Arterial Embolization
This procedure usually is reserved for patients
whose health does not permit surgery, such as
those with heart or lung disease. In arterial
embolization, a catheter (very small tube) is
inserted through a blood vessel in the groin and
passed up to the kidney. A small piece of gelatin
sponge is then injected into the artery that
supplies blood to the cancerous kidney. This cuts
off the flow of blood to the kidney and the
cancerous tumor, and both die. The kidney usually
is surgically removed at a later date, if and when
the patient's health permits.
Surgical Risks
Any form of invasive surgery carries certain
risks. Patients contemplating kidney surgery
should be advised of the possibility of
experiencing complications, such as the following:
-
Damage to blood vessels (aorta or
vena cava)
-
Damage to organs (spleen,
pancreas, large or small bowel)
-
Failure of the remaining kidney
-
Hemorrhage (bleeding) during
surgery (intraoperative) or after surgery
(postoperative)
-
Incisional hernia (bulging of the
internal organs beneath the surgical incision,
caused by imperfect healing or damage to the
overlying muscles)
-
Infection
-
Pneumothorax (unwanted air in the
chest cavity)
Postoperative Prognosis
The natural course of renal cell cancer is more
unpredictable than that of most tumors. It is the
second most common tumor to undergo spontaneous
regression following removal of the primary
lesion; this occurs about 0.5% of the time.

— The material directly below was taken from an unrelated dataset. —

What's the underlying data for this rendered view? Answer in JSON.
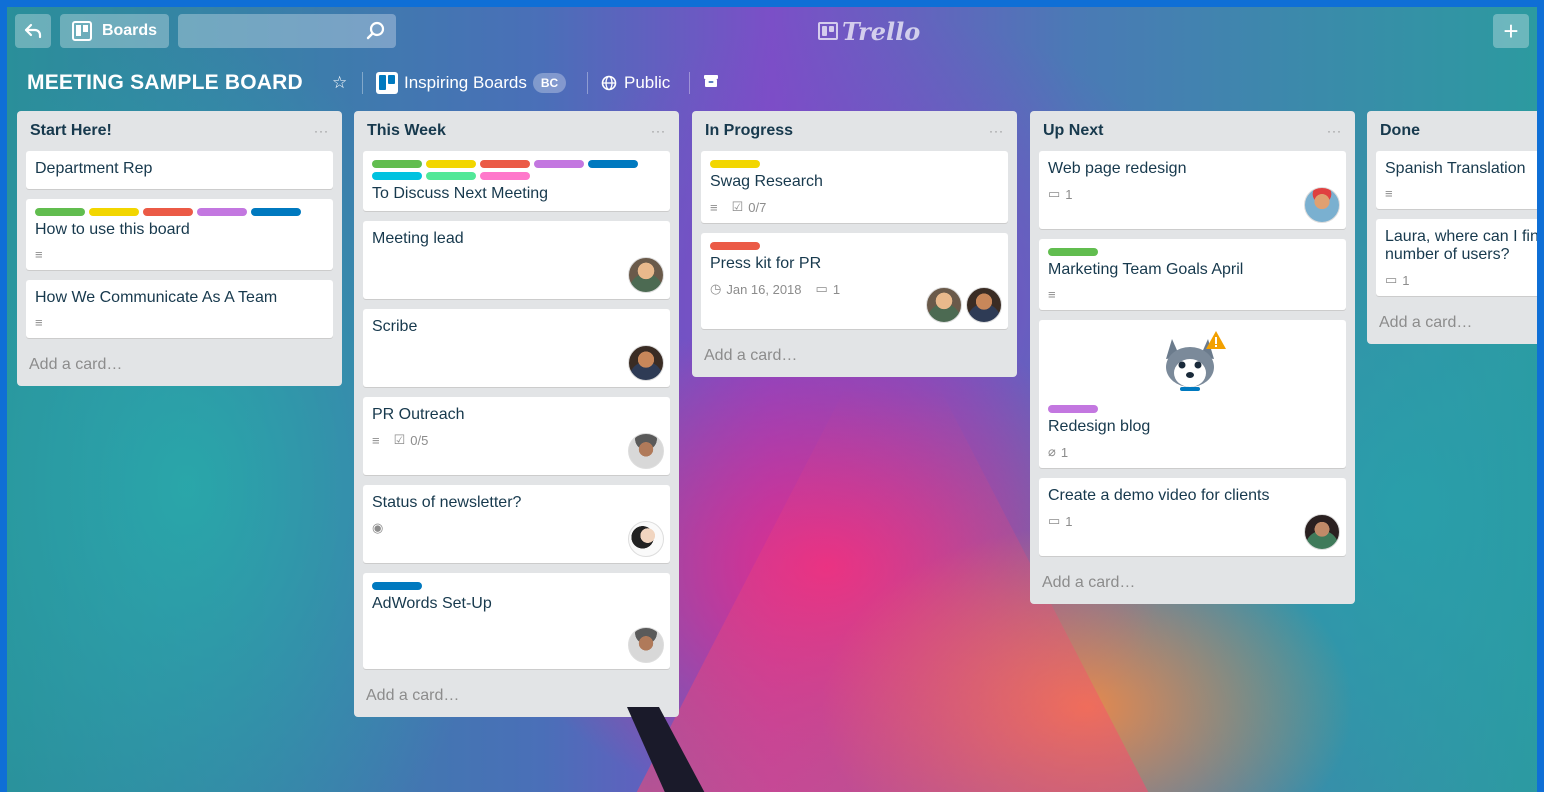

Another unusual characteristic of RCC is the
variability in the growth of the primary tumor.
Once distant disease occurs,
survival depends on the extent of the spread and
the interval between appearance of metastases and
the removal of the kidney.
Overall, the 5-year survival
rate for RCC -- all stages combined -- is about
40-45%.
Follow-up
Care and Recurrent Kidney Cancer
Some patients who undergo surgery to remove a
cancerous kidney or kidney tumors experience a
recurrence of the disease. For this reason,
patients usually undergo a regimen of follow-up
examinations after surgery, typically at 3-month
intervals for the first year. These examinations
include a complete physical examination, a chest
x-ray, complete blood tests, and assessments of
liver and kidney function.
If the disease recurs but
remains confined to a few small areas, additional
surgery may be recommended. Radiation, biological,
or chemotherapy also may be tried as an adjuvant
or palliative (relief-giving) treatment.